Ini terlepas dari upaya pemerintah untuk meningkatkan jumlah pekerja sosial yang berfokus pada kesehatan mental dan meningkatkan kesadaran publik tentang masalah ini, menyusul insiden penikaman di pusat perbelanjaan Diamond Hill Juni lalu yang menewaskan dua wanita.
Menurut Otoritas Rumah Sakit, lebih dari 51.000 pasien menderita penyakit mental serius di Hong Kong pada tahun lalu.
Para ahli mengatakan pasien skiofrenia yang menolak pengobatan menghadapi risiko kambuh yang lebih tinggi, tetapi beralih ke suntikan bulanan dapat mengurangi risiko tersebut.
Psikiater Michael Wong Ming-cheuk, presiden asosiasi, mengatakan sistem perawatan kesehatan masyarakat tidak memiliki tenaga yang cukup untuk melacak apakah pasien minum obat oral mereka secara teratur.
Penelitian telah menunjukkan bahwa banyak pasien skiofrenia sering menolak untuk pergi untuk check-up karena mereka menyangkal kondisi mereka, kata Wong.
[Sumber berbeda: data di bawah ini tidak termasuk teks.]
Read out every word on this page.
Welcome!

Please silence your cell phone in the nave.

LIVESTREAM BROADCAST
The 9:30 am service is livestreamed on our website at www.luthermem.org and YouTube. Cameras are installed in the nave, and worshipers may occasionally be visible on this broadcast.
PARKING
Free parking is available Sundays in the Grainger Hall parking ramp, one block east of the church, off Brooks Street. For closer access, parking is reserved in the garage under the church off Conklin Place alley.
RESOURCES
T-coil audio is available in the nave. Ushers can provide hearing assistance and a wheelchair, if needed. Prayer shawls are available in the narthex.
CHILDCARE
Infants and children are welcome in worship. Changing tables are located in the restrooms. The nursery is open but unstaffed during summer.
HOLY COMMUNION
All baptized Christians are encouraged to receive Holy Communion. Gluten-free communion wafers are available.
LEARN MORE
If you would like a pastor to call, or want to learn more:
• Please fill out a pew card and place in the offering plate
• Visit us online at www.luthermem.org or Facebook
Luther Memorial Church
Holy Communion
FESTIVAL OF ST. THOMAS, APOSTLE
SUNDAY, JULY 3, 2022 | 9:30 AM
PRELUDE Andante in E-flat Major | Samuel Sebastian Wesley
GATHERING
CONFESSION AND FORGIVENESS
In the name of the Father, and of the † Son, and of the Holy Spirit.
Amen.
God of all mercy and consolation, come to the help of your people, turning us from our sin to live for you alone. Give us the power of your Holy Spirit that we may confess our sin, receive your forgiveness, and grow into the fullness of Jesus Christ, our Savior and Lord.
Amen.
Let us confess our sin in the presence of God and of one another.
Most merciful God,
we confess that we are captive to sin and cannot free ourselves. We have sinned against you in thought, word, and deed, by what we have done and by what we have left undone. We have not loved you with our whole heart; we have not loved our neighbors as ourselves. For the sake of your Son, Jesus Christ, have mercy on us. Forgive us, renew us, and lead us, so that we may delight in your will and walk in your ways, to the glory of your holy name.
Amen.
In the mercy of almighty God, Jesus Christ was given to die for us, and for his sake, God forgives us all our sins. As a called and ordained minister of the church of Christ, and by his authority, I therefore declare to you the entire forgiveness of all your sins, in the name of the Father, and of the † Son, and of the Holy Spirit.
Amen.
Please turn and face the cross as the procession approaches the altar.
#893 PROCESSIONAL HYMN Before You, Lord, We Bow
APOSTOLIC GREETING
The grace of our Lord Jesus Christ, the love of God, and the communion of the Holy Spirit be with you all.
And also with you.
Bahkan ketika mereka melakukannya dan diberi resep obat oral, pengasuh mereka mengingatkan atau memaksa mereka untuk minum obat dapat menyebabkan ketegangan dari waktu ke waktu, tambahnya.
“Bagi pekerja sosial, memaksa pasien untuk menyerahkan obat mereka untuk menghitung jumlah pil yang tersisa mengikis kepercayaan di antara mereka,” kata Wong.
“Ini juga mengurangi waktu konsultasi untuk berbicara tentang aspek lain dari kehidupan [pasien].”
Carer Chan Hon-loi, 65, yang telah merawat saudara laki-lakinya selama lebih dari tiga dekade, mengatakan yang terakhir terpaksa membuang obatnya atau menyembunyikannya dari keluarga.
“Dia menderita efek samping seperti muntah, yang membuatnya ingin berhenti minum obat.”
Segera setelah itu, saudara laki-laki Chan kambuh dan dia keluar masuk rumah sakit selama hampir satu tahun, yang menyebabkan keluarga semakin stres.
Ng Siu-Mun, seorang profesor di departemen pekerjaan sosial di Universitas Hong Kong, mencatat bahwa pasien skiofrenia menghadapi tingkat kekambuhan yang tinggi sebesar 80 persen.
“Penting untuk mencegah kekambuhan sedini mungkin, karena kambuh [menyebabkan] stres besar bagi pasien dan keluarga mereka, serta [mempengaruhi] fungsi otak pasien,” katanya.
Wong mengatakan bahwa hanya 13.000 dari 51.100 pasien di Hong Kong yang menggunakan obat suntik jangka panjang, dan jumlah ini mengalami stagnasi dalam beberapa tahun terakhir meskipun ada semakin banyak orang yang didiagnosis dengan schiophrenia.
“Beberapa pasien resisten terhadap gagasan suntikan sementara beberapa dokter meresepkannya sebagai upaya terakhir, atau hanya ketika pasien kambuh,” kata Wong.
Namun, pilihan pengobatan suntik, yang mengharuskan pasien untuk disuntik hanya sekali setiap bulan, akan membantu mereka menjalani kehidupan yang lebih teratur tanpa stres minum obat oral setiap hari, katanya.
Wong mengatakan suntikan, yang biayanya antara HK $ 4.000 (US $ 512) hingga HK $ 5.000 per bulan, juga bisa menjadi lebih terjangkau bagi pengasuh dalam jangka panjang.
Ini adalah kasus Chan, yang mengamati bahwa kondisi saudaranya telah stabil setelah ia beralih ke obat suntik.
“Meskipun suntikan sedikit lebih mahal [daripada obat oral], uang yang dihemat dari menjauhkannya dari rumah sakit membuat mereka sepadan,” katanya.